Die SPD steht „für den Eintritt in eine große Koalition nicht zur Verfügung“. Sagte deren Parteivorstand, am Montag. Das Scheitern der Jamaika-Gespräche scheint die Sozialdemokraten zwar eiskalt erwischt, aber nicht zu einem Überdenken der eigenen Position bewegt zu haben. Nach vier Niederlagen gegen Angela Merkel geht es für die SPD um alles. Das Vorhaben: Aus der Opposition heraus 2021 zum großen Angriff blasen.

Doch mit der Torpedierung der Jamaika-Verhandlungen durch die FDP steckt die Partei von Martin Schulz in einem Dilemma. Mit 53,4 Prozent der Wählerstimmen könnte sie zusammen mit der CDU eine Mehrheitsregierung bilden. Zum Vergleich: Eine Jamaika-Koalition käme auf nur 52,5 Prozent. Die SPD müsste es nur wollen.

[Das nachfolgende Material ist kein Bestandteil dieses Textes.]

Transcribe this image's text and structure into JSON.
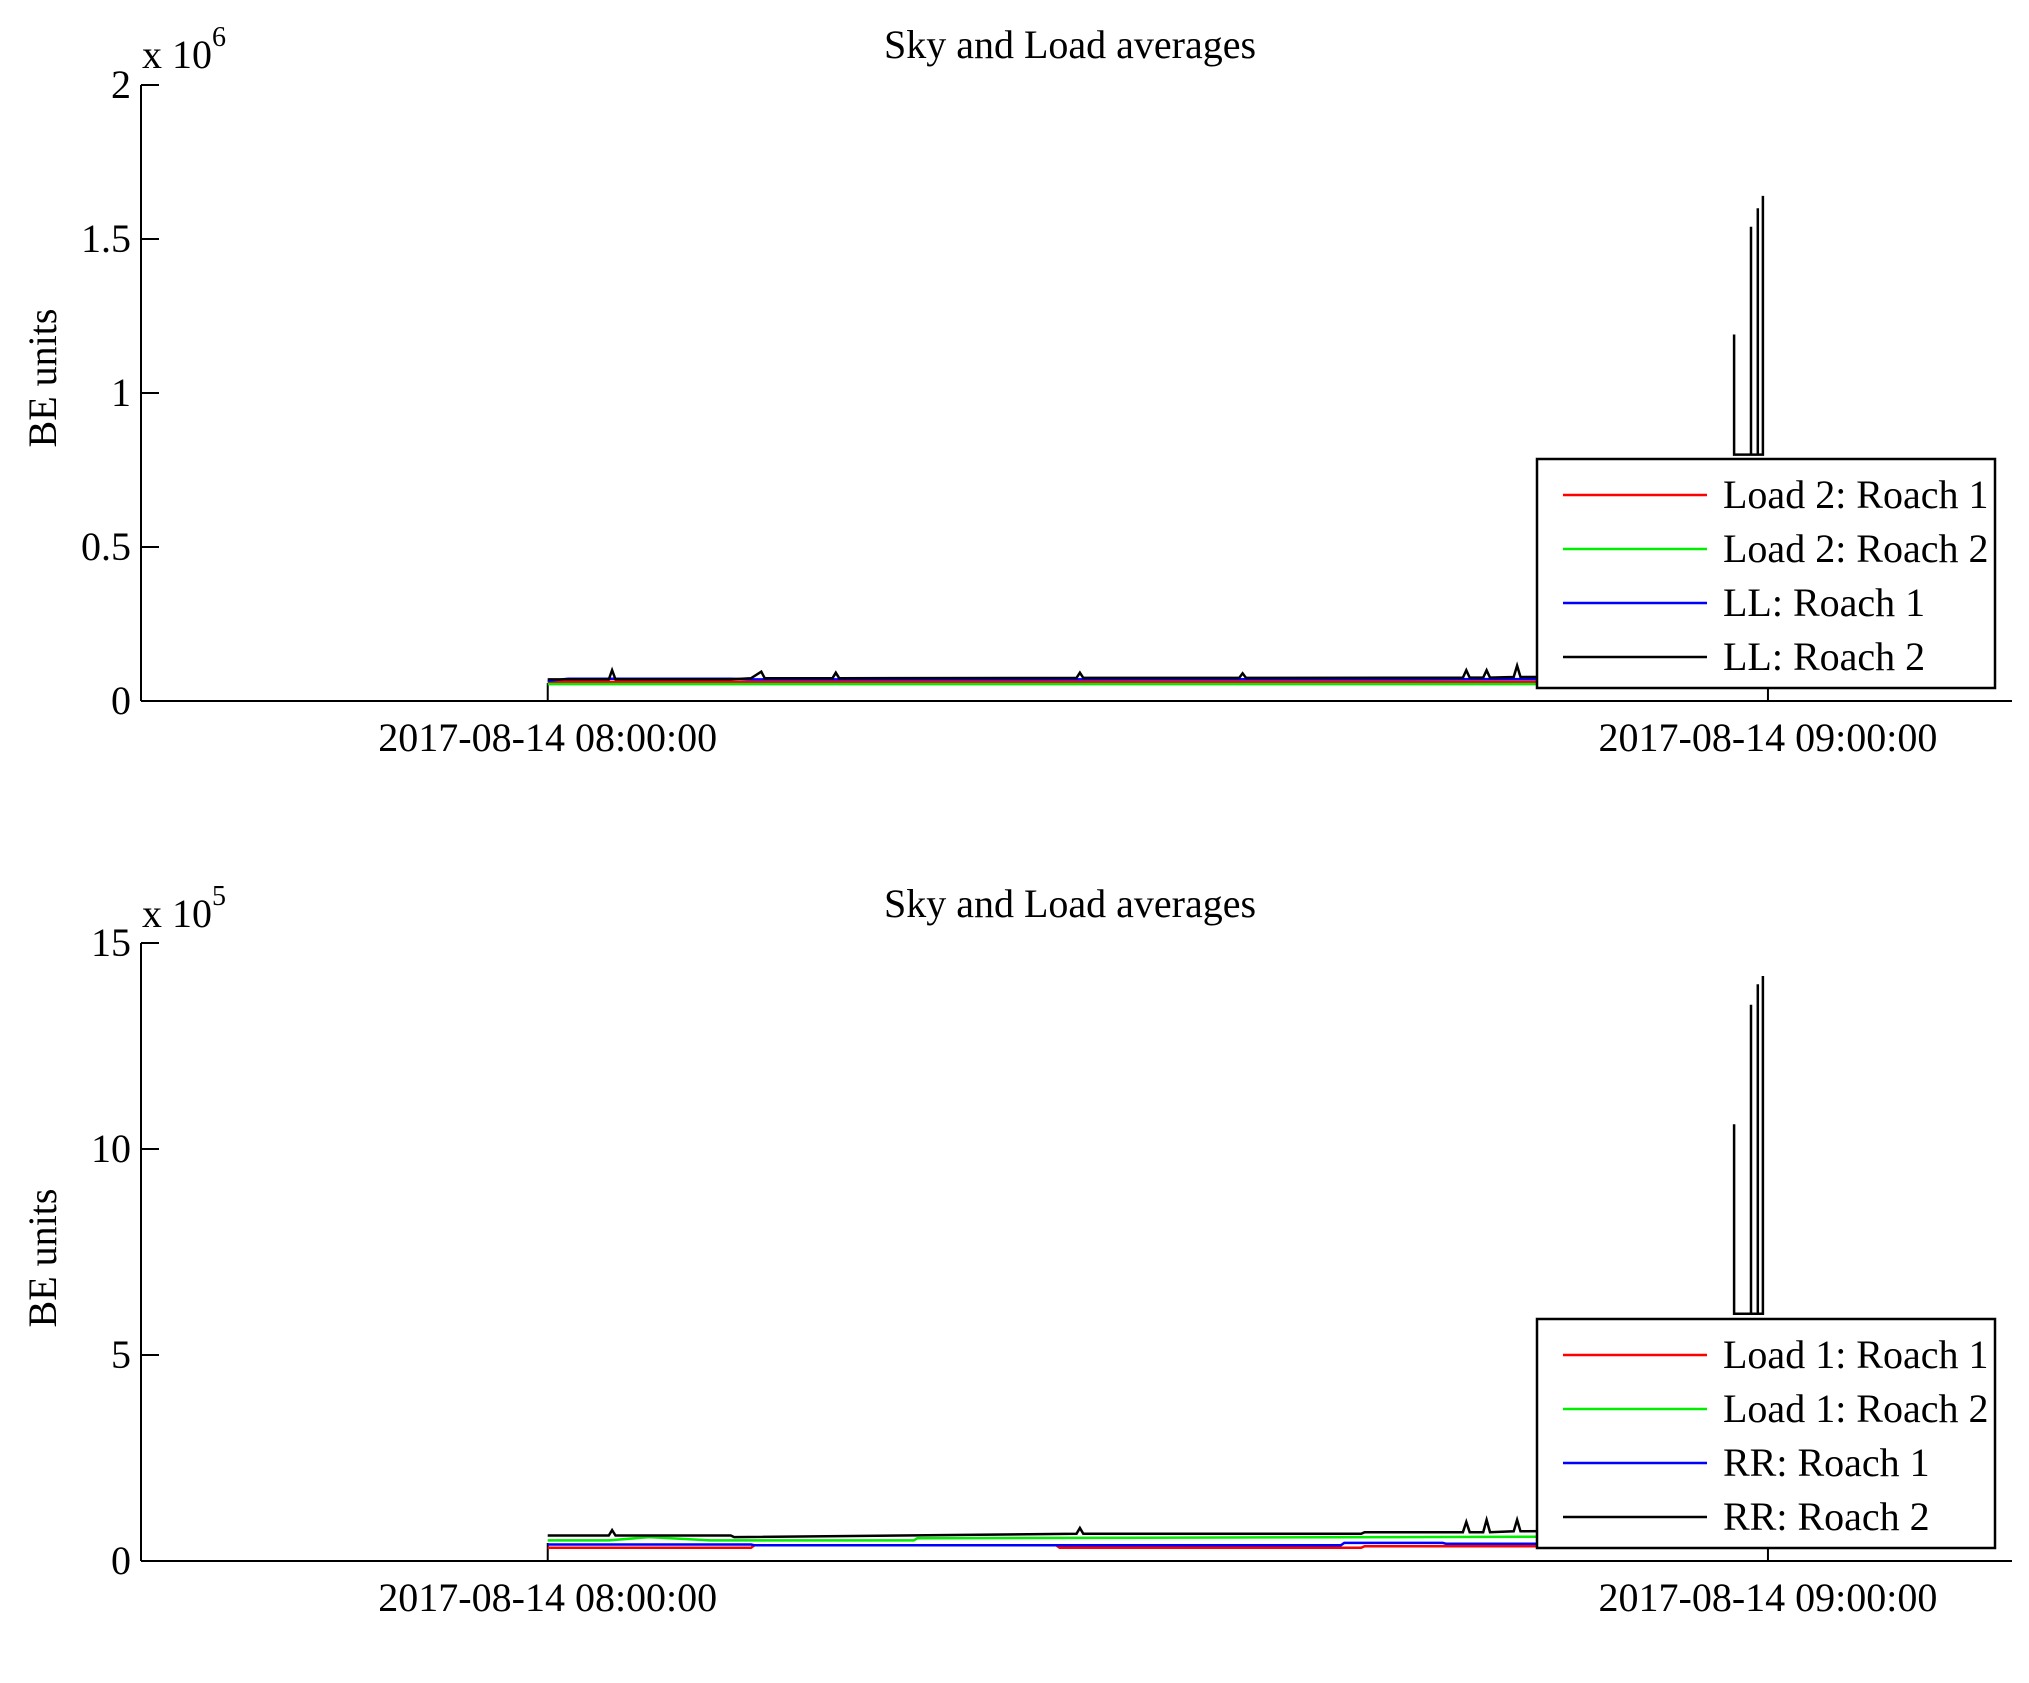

Doch Schulz schließt dieses Bündnis bislang aus. Andere SPD-Politiker denken hingegen ernsthaft über eine Große Koalition nach.

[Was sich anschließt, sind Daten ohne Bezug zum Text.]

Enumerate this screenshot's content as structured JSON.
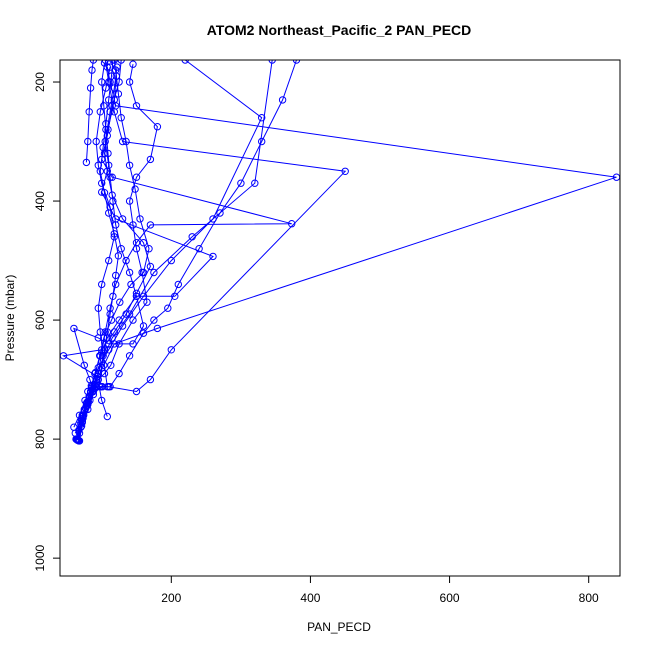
{
  "chart_data": {
    "type": "line",
    "title": "ATOM2 Northeast_Pacific_2 PAN_PECD",
    "xlabel": "PAN_PECD",
    "ylabel": "Pressure (mbar)",
    "x_ticks": [
      "200",
      "400",
      "600",
      "800"
    ],
    "y_ticks": [
      "200",
      "400",
      "600",
      "800",
      "1000"
    ],
    "xlim": [
      40,
      845
    ],
    "ylim": [
      1030,
      163
    ],
    "y_reversed": true,
    "line_color": "#0000ff",
    "marker": "open-circle",
    "grid": false,
    "legend": false,
    "series": [
      {
        "points": [
          [
            65,
            800
          ],
          [
            68,
            790
          ],
          [
            72,
            760
          ],
          [
            78,
            740
          ],
          [
            85,
            710
          ],
          [
            95,
            680
          ],
          [
            110,
            650
          ],
          [
            130,
            610
          ],
          [
            160,
            560
          ],
          [
            200,
            500
          ],
          [
            260,
            430
          ],
          [
            330,
            260
          ],
          [
            220,
            163
          ]
        ]
      },
      {
        "points": [
          [
            67,
            803
          ],
          [
            70,
            780
          ],
          [
            75,
            750
          ],
          [
            80,
            720
          ],
          [
            92,
            700
          ],
          [
            100,
            670
          ],
          [
            115,
            630
          ],
          [
            140,
            590
          ],
          [
            175,
            520
          ],
          [
            230,
            460
          ],
          [
            320,
            370
          ],
          [
            345,
            163
          ]
        ]
      },
      {
        "points": [
          [
            66,
            802
          ],
          [
            72,
            770
          ],
          [
            78,
            745
          ],
          [
            85,
            715
          ],
          [
            90,
            690
          ],
          [
            98,
            660
          ],
          [
            108,
            630
          ],
          [
            125,
            600
          ],
          [
            150,
            560
          ],
          [
            205,
            560
          ],
          [
            260,
            493
          ],
          [
            120,
            430
          ],
          [
            100,
            385
          ],
          [
            110,
            340
          ],
          [
            105,
            300
          ],
          [
            112,
            250
          ],
          [
            118,
            210
          ],
          [
            122,
            175
          ]
        ]
      },
      {
        "points": [
          [
            64,
            800
          ],
          [
            70,
            775
          ],
          [
            76,
            752
          ],
          [
            82,
            728
          ],
          [
            90,
            712
          ],
          [
            95,
            690
          ],
          [
            100,
            655
          ],
          [
            105,
            620
          ],
          [
            112,
            580
          ],
          [
            120,
            540
          ],
          [
            135,
            500
          ],
          [
            150,
            470
          ],
          [
            170,
            440
          ],
          [
            373,
            438
          ],
          [
            115,
            360
          ],
          [
            100,
            330
          ],
          [
            108,
            290
          ],
          [
            115,
            240
          ],
          [
            125,
            200
          ],
          [
            128,
            163
          ]
        ]
      },
      {
        "points": [
          [
            68,
            803
          ],
          [
            73,
            765
          ],
          [
            79,
            738
          ],
          [
            86,
            712
          ],
          [
            91,
            688
          ],
          [
            97,
            660
          ],
          [
            103,
            630
          ],
          [
            114,
            600
          ],
          [
            126,
            570
          ],
          [
            142,
            540
          ],
          [
            160,
            520
          ],
          [
            168,
            480
          ],
          [
            155,
            430
          ],
          [
            148,
            380
          ],
          [
            140,
            340
          ],
          [
            135,
            300
          ],
          [
            128,
            260
          ],
          [
            124,
            220
          ],
          [
            120,
            180
          ]
        ]
      },
      {
        "points": [
          [
            63,
            800
          ],
          [
            69,
            770
          ],
          [
            77,
            748
          ],
          [
            84,
            720
          ],
          [
            93,
            700
          ],
          [
            103,
            676
          ],
          [
            118,
            640
          ],
          [
            180,
            614
          ],
          [
            840,
            360
          ],
          [
            120,
            240
          ],
          [
            112,
            200
          ],
          [
            108,
            175
          ]
        ]
      },
      {
        "points": [
          [
            66,
            801
          ],
          [
            71,
            778
          ],
          [
            80,
            750
          ],
          [
            88,
            725
          ],
          [
            99,
            712
          ],
          [
            110,
            712
          ],
          [
            150,
            720
          ],
          [
            170,
            700
          ],
          [
            200,
            650
          ],
          [
            450,
            350
          ],
          [
            130,
            300
          ],
          [
            118,
            250
          ],
          [
            110,
            200
          ],
          [
            105,
            163
          ]
        ]
      },
      {
        "points": [
          [
            65,
            802
          ],
          [
            74,
            760
          ],
          [
            83,
            735
          ],
          [
            92,
            712
          ],
          [
            101,
            712
          ],
          [
            112,
            712
          ],
          [
            125,
            690
          ],
          [
            140,
            660
          ],
          [
            160,
            622
          ],
          [
            175,
            600
          ],
          [
            195,
            580
          ],
          [
            210,
            540
          ],
          [
            240,
            480
          ],
          [
            270,
            420
          ],
          [
            300,
            370
          ],
          [
            330,
            300
          ],
          [
            360,
            230
          ],
          [
            380,
            163
          ]
        ]
      },
      {
        "points": [
          [
            60,
            780
          ],
          [
            68,
            760
          ],
          [
            76,
            735
          ],
          [
            86,
            712
          ],
          [
            97,
            712
          ],
          [
            108,
            712
          ],
          [
            102,
            660
          ],
          [
            98,
            620
          ],
          [
            95,
            580
          ],
          [
            100,
            540
          ],
          [
            110,
            500
          ],
          [
            118,
            460
          ],
          [
            112,
            410
          ],
          [
            100,
            370
          ],
          [
            95,
            340
          ],
          [
            92,
            300
          ],
          [
            98,
            250
          ],
          [
            106,
            210
          ],
          [
            112,
            175
          ]
        ]
      },
      {
        "points": [
          [
            62,
            790
          ],
          [
            71,
            768
          ],
          [
            80,
            742
          ],
          [
            88,
            720
          ],
          [
            83,
            700
          ],
          [
            75,
            676
          ],
          [
            60,
            614
          ],
          [
            95,
            630
          ],
          [
            110,
            640
          ],
          [
            145,
            640
          ],
          [
            160,
            610
          ],
          [
            150,
            560
          ],
          [
            140,
            520
          ],
          [
            128,
            480
          ],
          [
            120,
            440
          ],
          [
            116,
            400
          ],
          [
            112,
            360
          ],
          [
            109,
            320
          ],
          [
            106,
            280
          ],
          [
            103,
            240
          ],
          [
            100,
            200
          ],
          [
            104,
            168
          ]
        ]
      },
      {
        "points": [
          [
            64,
            800
          ],
          [
            67,
            785
          ],
          [
            73,
            762
          ],
          [
            81,
            738
          ],
          [
            89,
            715
          ],
          [
            94,
            695
          ],
          [
            45,
            660
          ],
          [
            100,
            650
          ],
          [
            118,
            620
          ],
          [
            135,
            590
          ],
          [
            150,
            555
          ],
          [
            170,
            510
          ],
          [
            160,
            470
          ],
          [
            130,
            430
          ],
          [
            115,
            390
          ],
          [
            108,
            350
          ],
          [
            104,
            320
          ],
          [
            109,
            280
          ],
          [
            118,
            230
          ],
          [
            121,
            190
          ],
          [
            118,
            163
          ]
        ]
      },
      {
        "points": [
          [
            66,
            802
          ],
          [
            72,
            772
          ],
          [
            79,
            744
          ],
          [
            87,
            716
          ],
          [
            95,
            700
          ],
          [
            104,
            690
          ],
          [
            113,
            676
          ],
          [
            125,
            640
          ],
          [
            145,
            600
          ],
          [
            165,
            570
          ],
          [
            158,
            520
          ],
          [
            150,
            480
          ],
          [
            145,
            440
          ],
          [
            140,
            400
          ],
          [
            150,
            360
          ],
          [
            170,
            330
          ],
          [
            180,
            275
          ],
          [
            150,
            240
          ],
          [
            140,
            200
          ],
          [
            145,
            170
          ]
        ]
      },
      {
        "points": [
          [
            108,
            762
          ],
          [
            100,
            735
          ],
          [
            96,
            710
          ],
          [
            100,
            680
          ],
          [
            104,
            650
          ],
          [
            108,
            620
          ],
          [
            112,
            590
          ],
          [
            116,
            560
          ],
          [
            120,
            525
          ],
          [
            124,
            492
          ],
          [
            118,
            455
          ],
          [
            110,
            420
          ],
          [
            104,
            386
          ],
          [
            98,
            350
          ],
          [
            102,
            310
          ],
          [
            106,
            270
          ],
          [
            110,
            230
          ],
          [
            114,
            190
          ],
          [
            116,
            163
          ]
        ]
      },
      {
        "points": [
          [
            78,
            335
          ],
          [
            80,
            300
          ],
          [
            82,
            250
          ],
          [
            84,
            210
          ],
          [
            86,
            180
          ],
          [
            88,
            163
          ]
        ]
      }
    ]
  }
}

Für viele gibt es jedoch eine Bedingung: Angela Merkel muss weg. Bundestags-Vize Thomas Oppermann, Wirtschaftspolitiker Harald Christ und Johannes Kahrs, Sprecher des konservativen Seeheimer Kreises der SPD, brachten diese Forderung bereits ins Gespräch.

Ohne Merkel „neues Szenario“

Kahrs habe es richtig gefunden, die GroKo nach der Bundestagswahl abzulehnen. „Doch Angela Merkel hat während der Jamaika-Verhandlungen versagt, und jetzt haben wir eine neue Lage“, sagt Kahrs im Gespräch mit Business Insider. Der Anstand und Respekt gebiete es nun, der Einladung des Bundespräsidenten Frank-Walter Steinmeier zu folgen und mit ihm über die Lage zu sprechen. In der CDU müsse sich aber etwas tun, bevor man ins Gespräch kommt, fordert Kahrs. „Jede Fraktion muss nun ihre Personalprobleme lösen, und wenn ich mich so umhöre, rumort es bei der CDU als auch bei der CSU gewaltig.“ Wer auf Merkel oder Seehofer folgen könnte? „Das ist mir scheißegal“, so Kahrs.